The prosecution relied principally on the testimony of a witness who stated that the appellant had confessed that the child caught fire after being accused of stealing Rs 40 and had then forced him, at knifepoint, to help transport the body wrapped in a sack towards the Teok river for disposal. Despite repeated efforts, the investigating agency failed to recover the body from the river.
The Court rejected the defence argument that non-recovery of the body fatally undermined the prosecution case, and said the case squarely fell within the category governed by the principle of “corpus delicti”.
The doctrine, it explained, has two components in a murder case — proof of death and proof that the death resulted from the criminal act of another. While one may be proved directly, the other can be established through circumstantial evidence.
The Apex court referred to earlier decisions to hold that insisting on recovery of the body as an absolute prerequisite would allow offenders who successfully dispose of a corpse to escape punishment. What the law requires, the court said, is “reliable and acceptable evidence” proving the fact of death and the commission of murder, whether by direct or circumstantial evidence.

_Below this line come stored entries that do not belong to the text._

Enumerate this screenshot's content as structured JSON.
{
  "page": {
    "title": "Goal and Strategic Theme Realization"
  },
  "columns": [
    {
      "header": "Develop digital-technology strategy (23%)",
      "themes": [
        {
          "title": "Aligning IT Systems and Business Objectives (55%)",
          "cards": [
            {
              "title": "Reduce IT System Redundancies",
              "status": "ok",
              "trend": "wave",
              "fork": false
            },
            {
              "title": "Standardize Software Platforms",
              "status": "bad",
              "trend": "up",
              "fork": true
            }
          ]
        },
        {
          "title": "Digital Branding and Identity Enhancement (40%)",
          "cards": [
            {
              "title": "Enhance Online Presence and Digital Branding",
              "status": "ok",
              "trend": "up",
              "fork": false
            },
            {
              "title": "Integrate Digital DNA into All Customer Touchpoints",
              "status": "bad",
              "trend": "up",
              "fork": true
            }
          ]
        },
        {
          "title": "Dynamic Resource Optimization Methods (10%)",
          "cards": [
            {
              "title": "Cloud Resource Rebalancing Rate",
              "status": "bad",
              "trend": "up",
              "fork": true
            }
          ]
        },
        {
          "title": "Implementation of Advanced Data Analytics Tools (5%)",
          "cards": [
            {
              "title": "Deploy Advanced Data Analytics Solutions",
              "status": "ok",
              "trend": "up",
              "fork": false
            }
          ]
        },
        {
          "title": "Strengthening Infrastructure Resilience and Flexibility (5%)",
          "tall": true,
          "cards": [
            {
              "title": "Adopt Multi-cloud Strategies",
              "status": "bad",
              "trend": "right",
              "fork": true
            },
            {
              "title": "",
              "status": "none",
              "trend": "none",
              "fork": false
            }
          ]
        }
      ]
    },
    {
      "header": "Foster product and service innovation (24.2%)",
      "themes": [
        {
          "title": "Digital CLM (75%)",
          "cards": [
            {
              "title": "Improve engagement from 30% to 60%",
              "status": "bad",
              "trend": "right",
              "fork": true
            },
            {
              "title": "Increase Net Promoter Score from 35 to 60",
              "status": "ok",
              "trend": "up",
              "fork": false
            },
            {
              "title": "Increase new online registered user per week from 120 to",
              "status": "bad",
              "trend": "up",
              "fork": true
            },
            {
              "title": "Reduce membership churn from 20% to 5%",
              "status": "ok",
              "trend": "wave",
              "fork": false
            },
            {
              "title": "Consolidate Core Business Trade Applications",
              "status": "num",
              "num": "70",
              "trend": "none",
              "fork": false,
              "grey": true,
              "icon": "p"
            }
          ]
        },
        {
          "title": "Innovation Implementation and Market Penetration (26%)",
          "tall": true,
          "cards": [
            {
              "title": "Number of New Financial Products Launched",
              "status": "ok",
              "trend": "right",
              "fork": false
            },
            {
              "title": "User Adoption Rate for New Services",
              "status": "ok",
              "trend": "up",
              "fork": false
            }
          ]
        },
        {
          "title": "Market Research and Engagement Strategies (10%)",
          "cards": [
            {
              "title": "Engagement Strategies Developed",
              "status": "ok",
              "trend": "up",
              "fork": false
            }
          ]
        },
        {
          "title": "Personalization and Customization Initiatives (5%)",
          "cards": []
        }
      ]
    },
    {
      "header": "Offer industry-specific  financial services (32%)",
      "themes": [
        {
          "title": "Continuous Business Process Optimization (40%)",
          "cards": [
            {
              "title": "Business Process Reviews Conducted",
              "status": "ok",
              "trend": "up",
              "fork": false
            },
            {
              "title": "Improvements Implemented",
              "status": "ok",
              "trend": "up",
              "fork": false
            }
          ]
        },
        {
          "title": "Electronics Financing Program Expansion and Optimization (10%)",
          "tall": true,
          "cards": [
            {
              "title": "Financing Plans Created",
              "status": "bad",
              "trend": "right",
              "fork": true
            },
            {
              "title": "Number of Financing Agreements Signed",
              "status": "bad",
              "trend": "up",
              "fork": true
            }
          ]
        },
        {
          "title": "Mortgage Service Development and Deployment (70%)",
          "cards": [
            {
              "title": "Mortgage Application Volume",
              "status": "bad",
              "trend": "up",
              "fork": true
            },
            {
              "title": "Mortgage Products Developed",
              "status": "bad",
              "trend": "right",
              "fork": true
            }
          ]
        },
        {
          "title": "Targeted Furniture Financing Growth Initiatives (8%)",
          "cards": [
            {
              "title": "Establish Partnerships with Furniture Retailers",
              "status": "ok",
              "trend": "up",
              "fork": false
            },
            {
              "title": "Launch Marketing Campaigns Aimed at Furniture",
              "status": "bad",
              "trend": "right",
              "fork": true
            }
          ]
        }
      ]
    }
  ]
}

The testimony of the prosecution’s key witness was also fiind to be reliable by the bench despite allegations of previous hostility with the accused. The witness had consistently maintained that he was threatened with a dagger and compelled to accompany the appellant while the body, tied in a sack, was carried on a bicycle. The fact that he did not falsely claim to have witnessed the actual murder enhanced rather than diminished his credibility, the court observed.
The Court also pointed to an additional incriminating circumstance. This was the appellant’s complete failure to explain the child’s disappearance for 22 days, even though she had been left exclusively in his custody.
The appellant admitted the child lived with him and that his mother had adopted her, yet he neither informed the police nor alerted relatives after she went missing, the Court noted. Such conduct, it said, was inconsistent with ordinary human behaviour and provided another vital link in the chain of circumstances.
Finding no error in the appreciation of evidence by the courts below, the Supreme Court upheld the life sentence for murder and the seven-year sentence for causing disappearance of evidence, and dismissed the appeal.